The flood washed the valley clean. It took the blood. It took the bodies. It took everything.
"It's over, Lord Solomon," Lauchlan whispered, standing beside him. His eyes were red with tears.
Solomon nodded slowly.
The adrenaline that had kept him upright finally drained away. A wave of exhaustion hit him like a physical blow.
"Good job, Lushen," Solomon mumbled, his eyes closing. "Good job, brothers."
His knees buckled. He fell backward.
He expected to hit the hard wood, but strong arms caught him.
Lauchlan held him up.
Solomon slept.
Thump. Thump. Thump.
Footsteps approached. Heavy. Limping.
"Protect Lord Solomon!" Lauchlan hissed, drawing his dagger.
The soldiers instantly formed a wall around their sleeping commander, swords pointing outward.
Out of the darkness walked a demon.
Bronn was covered in mud and blood from head to toe. His clothes were shredded. He limped badly, favoring his left leg.
He looked like he had crawled out of the Seven Hells.
His eyes were wild, bloodshot, and burning with a mix of fury and adrenaline.
The soldiers were terrified of him, but they didn't flinch. Their lord had proven himself. They would die before letting this sellsword touch him.

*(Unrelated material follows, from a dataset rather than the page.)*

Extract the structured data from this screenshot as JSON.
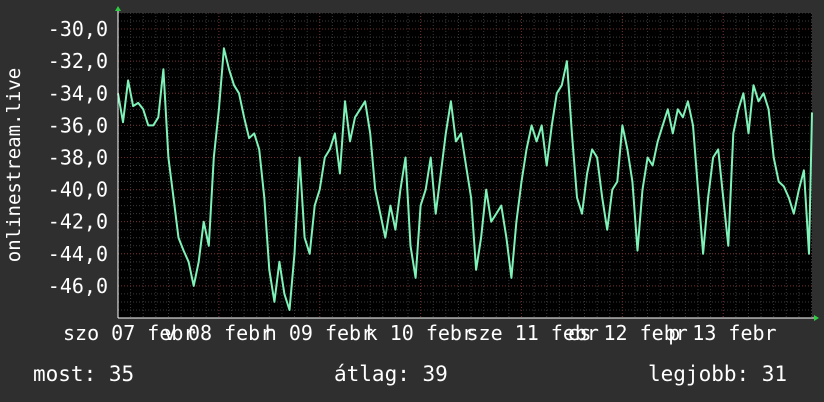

Bronn ignored them. He stared at the sleeping boy in Lauchlan's arms.
He grinned. It was a rictus of bloody teeth, more terrifying than a snarl.
He raised his sword. It was coated in gore.
THUNK!
He stabbed it deep into the wooden floorboards in front of the soldiers.
"Tell... Solomon..." Bronn rasped, pointing a shaking finger at the sleeping lord.
"Every life here! Including his! Goes on my bill!"
"Or we are not done!"
With that, he turned and snatched a dagger from a startled soldier's belt.
Without a word, he vaulted over the railing and dove into the receding floodwaters below.
Splash.
The soldiers rushed to the edge, confused. Was he deserting now?
A few minutes later, Bronn climbed back up the ladder. He was soaking wet, shivering, and carrying something heavy by the hair.
He threw three severed heads onto the deck. They rolled to the soldiers' feet.
The Chief of the Milk Snakes. The Chief of the Mist Sons. And a third chieftain whose face was frozen in a scream.
Bronn kicked one of the heads toward Lauchlan.
"Tell Solomon!" Bronn shouted, tossing the dagger back. "I killed the three chiefs!"
"One thousand stags per head! Not one copper less!!"
Outside Deepden Castle. The Clan Camp.
Timett son of Timett stared at the walls of the castle.
His men were dying on those walls. Every assault failed. Every day, fewer warriors returned to the fires.
He was anxious.
He had planned to starve the Lowlanders out. But his foraging parties kept disappearing.
And now, three whole tribes—nearly five hundred men—had vanished into the night to chase a "ghost army."
They hadn't come back.
Timett gripped his sword hilt. He knew what that meant.
Half his army was gone.
"This is not what the Valley Lowlanders promised us!" Timett snarled, slashing his sword into a tree trunk.
"I told you, Timett," Chella of the Black Ears whispered, her voice like dry leaves. "Lowlanders are liars. They promised us food. They promised us easy plunder."
"Can we trust them?"
Timett looked at the castle. It was a nail in the coffin of his people. If they couldn't take it, they couldn't retreat to the mountains safely. They were trapped.
"Lies!" Timett roared. "It was all lies!"
"Someone betrayed us! Someone told the Lowlanders we were coming!"
He looked at the dark forest, feeling the eyes of an unseen predator closing in.
He had lost half his strength. And he didn't even know the name of the man who had taken it.